Os gêneros textuais podem ser definidos como unidades formadoras de sentido, com determinados propósitos ou intencionalidades discursivas. Nesse sentido, a vontade do emissor (locutor) poderá ser revelada por meio do discurso: informar, convencer, contar uma história, persuadir, posicionar-se, opinar etc.

Importante ressaltar que não é o fato de pertencer a um determinado gênero que fará com que o texto seja rigorosamente imutável, ou seja, é uma inverdade dizer que todos os artigos de opinião serão iguais. A estrutura do texto e o que ele enuncia sempre dependerão das condições de produção: quem diz, por que diz, para quem, como, por meio de qual veículo, com qual intenção e em que contexto.

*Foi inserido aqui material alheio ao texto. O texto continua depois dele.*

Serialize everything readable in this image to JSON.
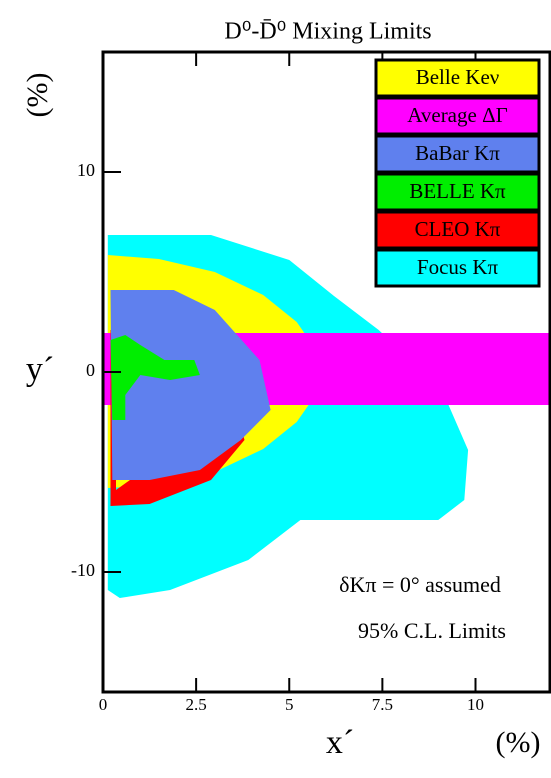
{
  "chart_data": {
    "type": "region",
    "title": "D⁰-D̄⁰ Mixing Limits",
    "x_label": "x´",
    "x_unit": "(%)",
    "y_label": "y´",
    "y_unit": "(%)",
    "annotations": [
      "δKπ = 0° assumed",
      "95% C.L. Limits"
    ],
    "xlim": [
      0,
      12
    ],
    "ylim": [
      -16,
      16
    ],
    "xticks": [
      0,
      2.5,
      5,
      7.5,
      10
    ],
    "yticks": [
      -10,
      0,
      10
    ],
    "legend": "upper right",
    "series": [
      {
        "name": "Belle Keν",
        "color": "#ffff00",
        "x": [
          0.13,
          1.5,
          3.0,
          4.3,
          5.2,
          5.65,
          5.75,
          5.65,
          5.2,
          4.3,
          3.0,
          1.5,
          0.13
        ],
        "y": [
          5.85,
          5.65,
          5.0,
          3.85,
          2.5,
          1.3,
          0,
          -1.3,
          -2.5,
          -3.85,
          -5.0,
          -5.65,
          -5.8
        ]
      },
      {
        "name": "Average ΔΓ",
        "color": "#ff00ff",
        "x": [
          0.0,
          12,
          12,
          0.0
        ],
        "y": [
          1.95,
          1.95,
          -1.65,
          -1.65
        ]
      },
      {
        "name": "BaBar Kπ",
        "color": "#5f80ee",
        "x": [
          0.2,
          1.9,
          3.0,
          4.2,
          4.5,
          3.7,
          2.6,
          1.25,
          0.25
        ],
        "y": [
          4.1,
          4.1,
          3.1,
          0.6,
          -1.9,
          -3.4,
          -4.9,
          -5.4,
          -5.4
        ]
      },
      {
        "name": "BELLE Kπ",
        "color": "#00ee00",
        "x": [
          0.2,
          0.6,
          1.0,
          1.65,
          2.45,
          2.6,
          1.8,
          1.0,
          0.6,
          0.6,
          0.25
        ],
        "y": [
          1.6,
          1.85,
          1.35,
          0.6,
          0.6,
          -0.15,
          -0.4,
          -0.15,
          -1.15,
          -2.4,
          -2.4
        ]
      },
      {
        "name": "CLEO Kπ",
        "color": "#ff0000",
        "x": [
          0.2,
          1.25,
          2.3,
          2.7,
          3.5,
          3.8,
          2.9,
          1.25,
          0.2,
          null,
          0.35,
          1.25,
          2.1,
          2.45,
          3.2,
          3.45,
          2.75,
          0.35
        ],
        "y": [
          2.1,
          2.35,
          1.6,
          0.1,
          -1.4,
          -3.4,
          -5.4,
          -6.6,
          -6.7,
          null,
          1.8,
          2.05,
          1.4,
          -0.1,
          -1.5,
          -2.5,
          -2.7,
          -5.9
        ]
      },
      {
        "name": "Focus Kπ",
        "color": "#00ffff",
        "x": [
          0.13,
          2.9,
          5.0,
          6.2,
          7.4,
          9.1,
          9.8,
          9.7,
          9.0,
          5.3,
          3.9,
          1.8,
          0.45,
          0.13
        ],
        "y": [
          6.85,
          6.85,
          5.6,
          3.8,
          2.1,
          -0.9,
          -3.9,
          -6.4,
          -7.4,
          -7.4,
          -9.4,
          -10.9,
          -11.3,
          -10.9
        ]
      }
    ]
  }
}
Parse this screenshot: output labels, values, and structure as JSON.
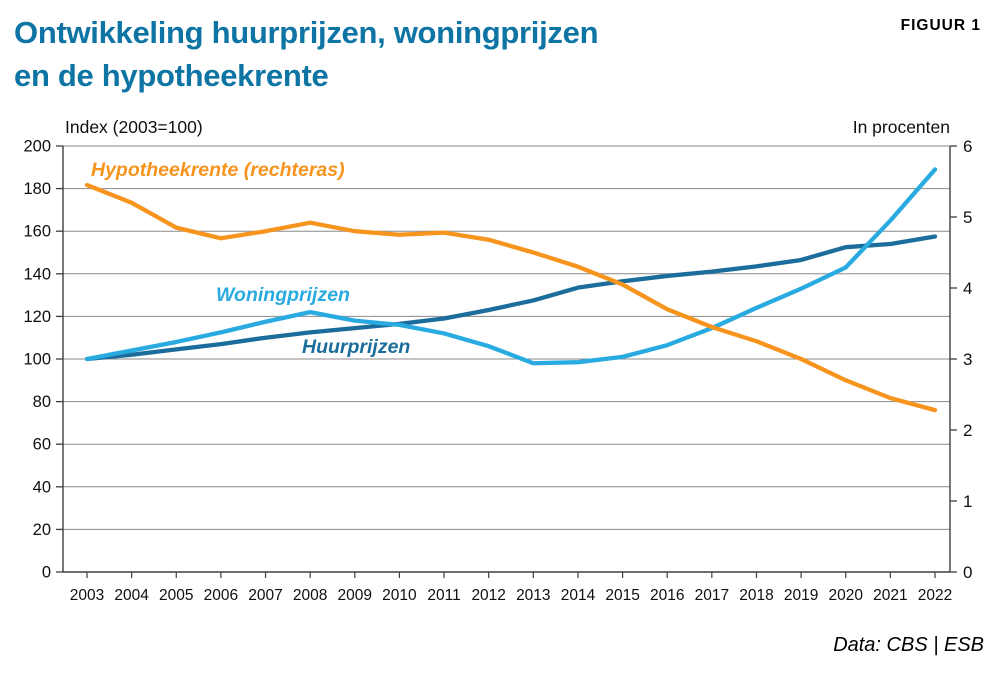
{
  "figure": {
    "title_line1": "Ontwikkeling huurprijzen, woningprijzen",
    "title_line2": "en de hypotheekrente",
    "figure_label": "FIGUUR 1",
    "source": "Data: CBS | ESB"
  },
  "colors": {
    "title": "#0d74a4",
    "dark_blue": "#1c6d9c",
    "light_blue": "#29abe2",
    "orange": "#f7941d",
    "gridline": "#8a8a8a",
    "axis": "#3f3f3f"
  },
  "chart_data": {
    "type": "line",
    "title": "Ontwikkeling huurprijzen, woningprijzen en de hypotheekrente",
    "x": [
      2003,
      2004,
      2005,
      2006,
      2007,
      2008,
      2009,
      2010,
      2011,
      2012,
      2013,
      2014,
      2015,
      2016,
      2017,
      2018,
      2019,
      2020,
      2021,
      2022
    ],
    "left_axis": {
      "title": "Index (2003=100)",
      "min": 0,
      "max": 200,
      "step": 20
    },
    "right_axis": {
      "title": "In procenten",
      "min": 0,
      "max": 6,
      "step": 1
    },
    "grid": true,
    "legend": "inline-labels",
    "series": [
      {
        "name": "Huurprijzen",
        "axis": "left",
        "color": "#1c6d9c",
        "values": [
          100,
          102,
          104.5,
          107,
          110,
          112.5,
          114.5,
          116.5,
          119,
          123,
          127.5,
          133.5,
          136.5,
          139,
          141,
          143.5,
          146.5,
          152.5,
          154,
          157.5
        ]
      },
      {
        "name": "Woningprijzen",
        "axis": "left",
        "color": "#29abe2",
        "values": [
          100,
          104,
          108,
          112.5,
          117.5,
          122,
          118,
          116,
          112,
          106,
          98,
          98.5,
          101,
          106.5,
          114.5,
          124,
          133,
          143,
          165,
          189
        ]
      },
      {
        "name": "Hypotheekrente (rechteras)",
        "axis": "right",
        "color": "#f7941d",
        "values": [
          5.45,
          5.2,
          4.85,
          4.7,
          4.8,
          4.92,
          4.8,
          4.75,
          4.78,
          4.68,
          4.5,
          4.3,
          4.05,
          3.7,
          3.45,
          3.25,
          3.0,
          2.7,
          2.45,
          2.28
        ]
      }
    ]
  }
}
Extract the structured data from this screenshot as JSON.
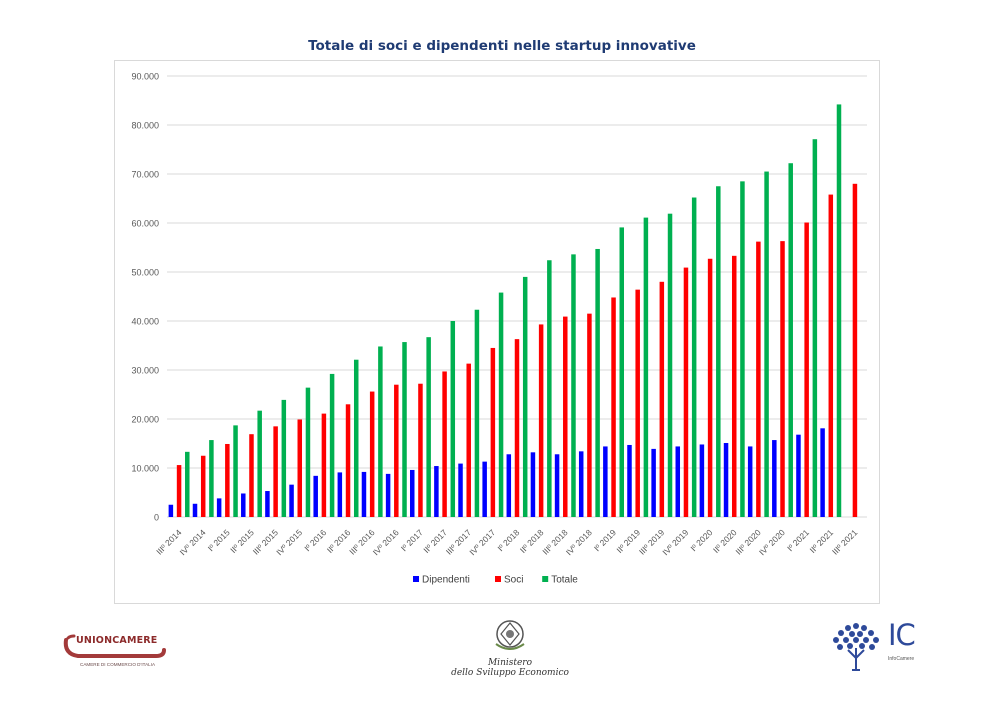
{
  "chart_data": {
    "type": "bar",
    "title": "Totale di soci e dipendenti nelle startup innovative",
    "categories": [
      "IIIº 2014",
      "IVº 2014",
      "Iº 2015",
      "IIº 2015",
      "IIIº 2015",
      "IVº 2015",
      "Iº 2016",
      "IIº 2016",
      "IIIº 2016",
      "IVº 2016",
      "Iº 2017",
      "IIº 2017",
      "IIIº 2017",
      "IVº 2017",
      "Iº 2018",
      "IIº 2018",
      "IIIº 2018",
      "IVº 2018",
      "Iº 2019",
      "IIº 2019",
      "IIIº 2019",
      "IVº 2019",
      "Iº 2020",
      "IIº 2020",
      "IIIº 2020",
      "IVº 2020",
      "Iº 2021",
      "IIº 2021",
      "IIIº 2021"
    ],
    "series": [
      {
        "name": "Dipendenti",
        "color": "#0000ff",
        "values": [
          2500,
          2700,
          3800,
          4800,
          5300,
          6600,
          8400,
          9100,
          9200,
          8800,
          9600,
          10400,
          10900,
          11300,
          12800,
          13200,
          12800,
          13400,
          14400,
          14700,
          13900,
          14400,
          14800,
          15100,
          14400,
          15700,
          16800,
          18100,
          null
        ]
      },
      {
        "name": "Soci",
        "color": "#ff0000",
        "values": [
          10600,
          12500,
          14900,
          16900,
          18500,
          19900,
          21100,
          23000,
          25600,
          27000,
          27200,
          29700,
          31300,
          34500,
          36300,
          39300,
          40900,
          41500,
          44800,
          46400,
          48000,
          50900,
          52700,
          53300,
          56200,
          56300,
          60100,
          65800,
          68000
        ]
      },
      {
        "name": "Totale",
        "color": "#00b050",
        "values": [
          13300,
          15700,
          18700,
          21700,
          23900,
          26400,
          29200,
          32100,
          34800,
          35700,
          36700,
          40000,
          42300,
          45800,
          49000,
          52400,
          53600,
          54700,
          59100,
          61100,
          61900,
          65200,
          67500,
          68500,
          70500,
          72200,
          77100,
          84200,
          null
        ]
      }
    ],
    "ylim": [
      0,
      90000
    ],
    "yticks": [
      "0",
      "10.000",
      "20.000",
      "30.000",
      "40.000",
      "50.000",
      "60.000",
      "70.000",
      "80.000",
      "90.000"
    ],
    "grid": true,
    "legend": "bottom"
  },
  "logos": {
    "unioncamere_name": "UNIONCAMERE",
    "unioncamere_sub": "CAMERE DI COMMERCIO D'ITALIA",
    "mise_line1": "Ministero",
    "mise_line2": "dello Sviluppo Economico",
    "ic_text": "IC",
    "ic_sub": "InfoCamere"
  }
}
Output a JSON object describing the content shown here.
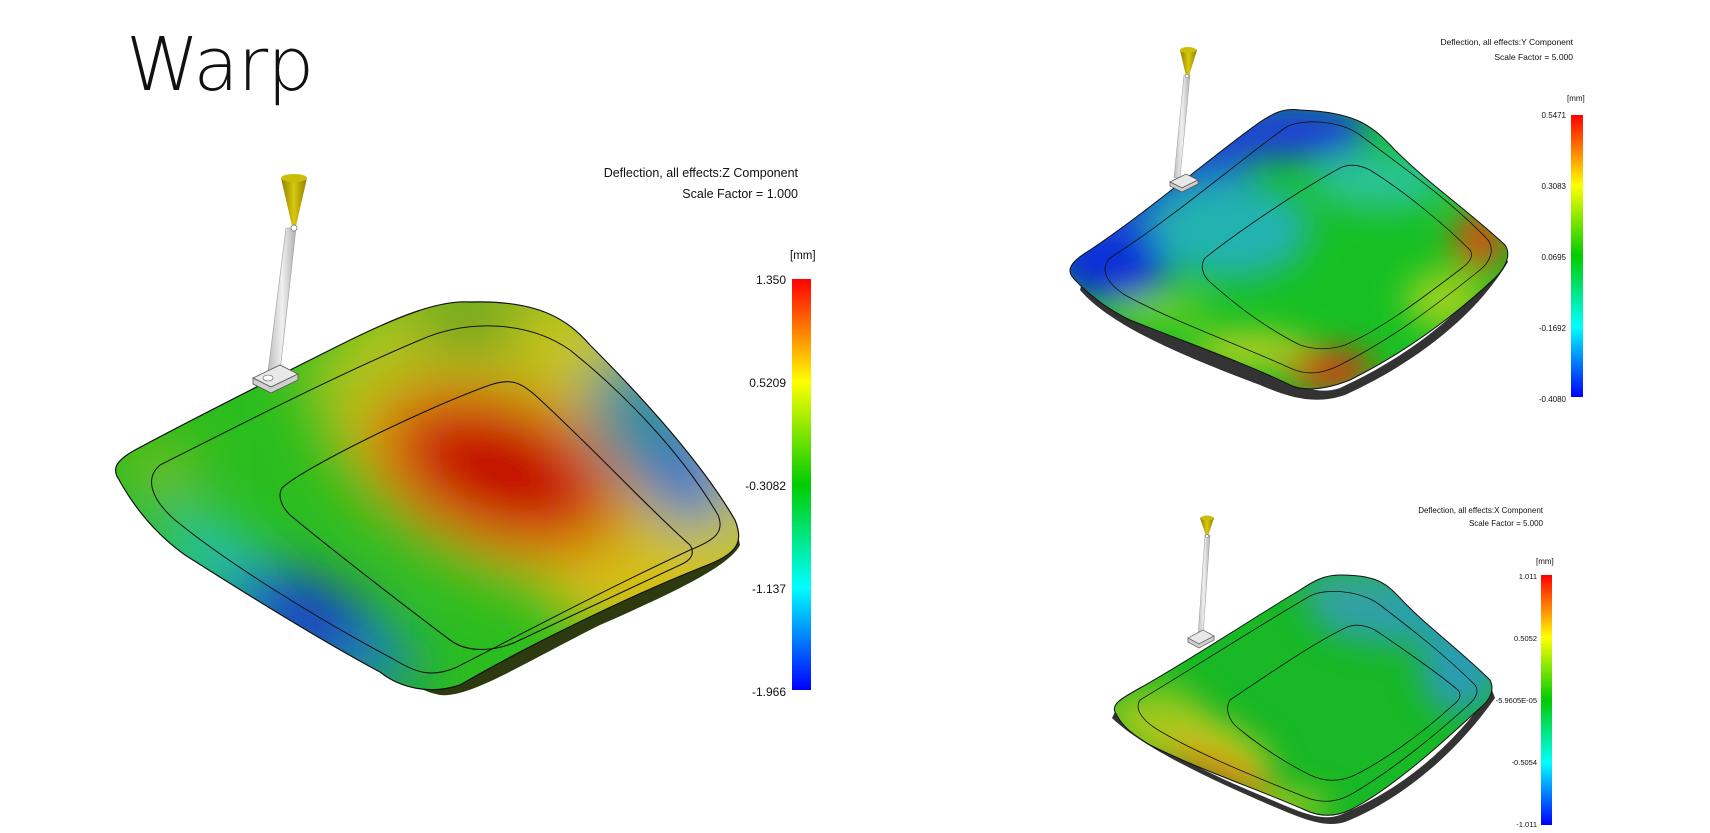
{
  "slide": {
    "title": "Warp"
  },
  "colors": {
    "scale": [
      "#0000ff",
      "#00ffff",
      "#00cc00",
      "#ffff00",
      "#ff0000"
    ],
    "part_outline": "#111111",
    "gate_cone": "#b7a600",
    "runner": "#d6d6d6"
  },
  "plots": {
    "z": {
      "result_title": "Deflection, all effects:Z Component",
      "scale_factor": "Scale Factor = 1.000",
      "unit": "[mm]",
      "ticks": [
        "1.350",
        "0.5209",
        "-0.3082",
        "-1.137",
        "-1.966"
      ]
    },
    "y": {
      "result_title": "Deflection, all effects:Y Component",
      "scale_factor": "Scale Factor = 5.000",
      "unit": "[mm]",
      "ticks": [
        "0.5471",
        "0.3083",
        "0.0695",
        "-0.1692",
        "-0.4080"
      ]
    },
    "x": {
      "result_title": "Deflection, all effects:X Component",
      "scale_factor": "Scale Factor = 5.000",
      "unit": "[mm]",
      "ticks": [
        "1.011",
        "0.5052",
        "-5.9605E-05",
        "-0.5054",
        "-1.011"
      ]
    }
  }
}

Para entendermos melhor o contexto dos gêneros textuais, podemos construir a seguinte imagem: os gêneros são elementos constitutivos de grandes conjuntos, uma vez que reúnem determinadas sequências linguísticas em sua composição, mas se diferem com relação à intencionalidade, e trazem também outras características que se desenvolvem considerando o contexto cultural e temporal a que estão submetidos.

Vejamos: se pensarmos em um grande conjunto chamado tipo narrativo, poderemos ver dentro dele diversos elementos: fábula, conto, crônica narrativa, diário, romance etc. O que esses textos têm em comum? Todos eles contam histórias, narram, relatam... No entanto, todos eles realizam isso da mesma forma? Não.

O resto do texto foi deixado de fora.